PCB chairman Ijaz Butt said in a statement that the non-playing members of the squad and team officials will also receive 250,000 rupees ($2,950) after Pakistan leveled the two-Test series at 1-1 on Saturday under new captain Salman Butt when it chased down a target of 180 runs for the loss of seven wickets on the fourth day at Headingley.
Pakistan cricket had been going through a turbulent year and a half where the captaincy has been given to five players in three formats of the game. Two of those skippers Younis Khan and Mohammad Yousuf were not even selected for the series against Australia.
Butt was appointed captain just before the Headingley Test after Shahid Afridi announced his retirement from Test cricket after the loss to Australia in the first match. Young batsmen Azhar Ali and Umar Amin, replacing Younis and Yousuf, each scored a half-century.
"I can see the dawn of new era in Pakistan cricket with this victory," former Test captain Moin Khan said. "Young players showed they can perform in tough conditions of Headingley where the ball swung and seamed. The way the team has gelled under the new captain, it shows that we are now on the right track."

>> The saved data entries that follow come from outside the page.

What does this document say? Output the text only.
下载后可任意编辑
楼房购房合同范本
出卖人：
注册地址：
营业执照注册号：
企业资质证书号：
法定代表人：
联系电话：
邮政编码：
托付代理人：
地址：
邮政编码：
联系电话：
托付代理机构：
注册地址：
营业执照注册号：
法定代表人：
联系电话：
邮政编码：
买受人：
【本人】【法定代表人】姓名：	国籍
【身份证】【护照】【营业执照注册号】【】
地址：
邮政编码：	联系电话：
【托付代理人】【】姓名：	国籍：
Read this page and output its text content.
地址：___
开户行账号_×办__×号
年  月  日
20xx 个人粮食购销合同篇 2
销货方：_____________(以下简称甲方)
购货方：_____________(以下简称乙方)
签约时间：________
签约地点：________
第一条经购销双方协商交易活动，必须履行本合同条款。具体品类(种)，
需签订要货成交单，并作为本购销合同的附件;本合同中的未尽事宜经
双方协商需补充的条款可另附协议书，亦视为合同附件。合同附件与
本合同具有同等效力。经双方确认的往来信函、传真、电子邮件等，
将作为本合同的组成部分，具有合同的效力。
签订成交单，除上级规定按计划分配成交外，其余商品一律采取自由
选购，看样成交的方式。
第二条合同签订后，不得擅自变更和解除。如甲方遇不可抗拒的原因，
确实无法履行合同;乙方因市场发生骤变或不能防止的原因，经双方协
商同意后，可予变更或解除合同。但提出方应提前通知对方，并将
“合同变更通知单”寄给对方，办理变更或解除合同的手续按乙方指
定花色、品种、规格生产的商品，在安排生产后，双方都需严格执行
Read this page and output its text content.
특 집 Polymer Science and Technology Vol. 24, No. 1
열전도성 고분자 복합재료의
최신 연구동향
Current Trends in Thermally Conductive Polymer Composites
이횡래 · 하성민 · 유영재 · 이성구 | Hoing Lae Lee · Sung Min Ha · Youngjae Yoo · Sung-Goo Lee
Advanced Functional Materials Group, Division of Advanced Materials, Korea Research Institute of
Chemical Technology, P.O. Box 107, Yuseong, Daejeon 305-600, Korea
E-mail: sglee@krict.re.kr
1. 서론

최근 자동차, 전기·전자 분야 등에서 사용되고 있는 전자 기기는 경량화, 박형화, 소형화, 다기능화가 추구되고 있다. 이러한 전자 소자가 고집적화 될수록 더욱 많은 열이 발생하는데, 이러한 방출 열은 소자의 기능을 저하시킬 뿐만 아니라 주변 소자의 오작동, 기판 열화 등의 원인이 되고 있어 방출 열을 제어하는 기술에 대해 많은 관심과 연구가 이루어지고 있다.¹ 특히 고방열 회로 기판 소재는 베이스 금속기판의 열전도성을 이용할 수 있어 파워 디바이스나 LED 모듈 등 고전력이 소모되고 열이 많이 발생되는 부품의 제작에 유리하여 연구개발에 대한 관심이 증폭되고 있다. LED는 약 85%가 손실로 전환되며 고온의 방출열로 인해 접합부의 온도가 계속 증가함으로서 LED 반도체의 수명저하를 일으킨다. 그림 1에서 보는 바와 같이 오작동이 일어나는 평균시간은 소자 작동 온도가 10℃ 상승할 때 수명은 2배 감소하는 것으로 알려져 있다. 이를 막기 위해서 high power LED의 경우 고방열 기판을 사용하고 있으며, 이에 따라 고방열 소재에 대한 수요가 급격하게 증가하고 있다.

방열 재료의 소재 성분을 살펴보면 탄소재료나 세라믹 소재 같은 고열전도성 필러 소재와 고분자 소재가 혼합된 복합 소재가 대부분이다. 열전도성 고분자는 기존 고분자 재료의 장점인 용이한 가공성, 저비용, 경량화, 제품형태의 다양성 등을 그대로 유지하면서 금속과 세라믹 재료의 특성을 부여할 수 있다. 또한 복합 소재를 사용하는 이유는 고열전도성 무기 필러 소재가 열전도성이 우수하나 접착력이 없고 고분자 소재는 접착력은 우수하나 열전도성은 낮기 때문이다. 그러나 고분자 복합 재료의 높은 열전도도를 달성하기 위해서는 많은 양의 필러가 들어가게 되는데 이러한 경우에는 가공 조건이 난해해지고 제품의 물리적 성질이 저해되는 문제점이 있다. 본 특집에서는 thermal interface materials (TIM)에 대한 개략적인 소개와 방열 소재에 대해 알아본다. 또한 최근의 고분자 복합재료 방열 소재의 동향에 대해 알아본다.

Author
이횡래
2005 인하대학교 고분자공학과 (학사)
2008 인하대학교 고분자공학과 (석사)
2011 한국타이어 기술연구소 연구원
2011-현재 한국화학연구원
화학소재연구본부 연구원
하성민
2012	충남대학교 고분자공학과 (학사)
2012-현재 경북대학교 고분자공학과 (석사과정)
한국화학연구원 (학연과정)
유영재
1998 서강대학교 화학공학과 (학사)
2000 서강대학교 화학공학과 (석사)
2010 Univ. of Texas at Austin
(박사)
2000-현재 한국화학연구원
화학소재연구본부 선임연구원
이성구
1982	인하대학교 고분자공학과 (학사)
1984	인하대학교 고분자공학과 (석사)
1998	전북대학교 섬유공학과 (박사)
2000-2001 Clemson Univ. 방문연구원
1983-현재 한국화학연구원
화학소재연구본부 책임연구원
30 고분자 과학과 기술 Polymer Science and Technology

Former chief selector Abdul Qadir believes Ali and Amin deserve an extended run in the team at the expense of Younis and Yousuf.
"We should learn from this victory," Qadir said. "Chapter of Yousuf and Younis should be closed and even rest of the senior players should be warned to either perform or be left out."
Qadir said he respected all the senior players in the team including Yousuf and Younis "but when you think about as a nation you have to give sacrifices."
Another former Test captain, Rashid Latif, compared Pakistan's present young bowling attack of Mohammad Aamer and Mohammad Asif with the former pace combination of Wasim Akram and current national team coach Waqar Younis.
"It is only after Wasim and Waqar that I have seen such a lethal bowling attack of Pakistan," Latif said. "Aamer has injected a new life in the (bowling) attack with his pace, while Asif's line and length could tie down any world-class batsman."
Pakistan is scheduled to take on England in four-Test series beginning next week, and Qadir advised the PCB to show patience with the present team instead of making changes.
"We are capable enough to beat them (England)," Qadir said. "In case we lose, we should show some tolerance because of the history the team had made at Headingley. These boys will give a lot of services to the country in future, we just needed to be patient."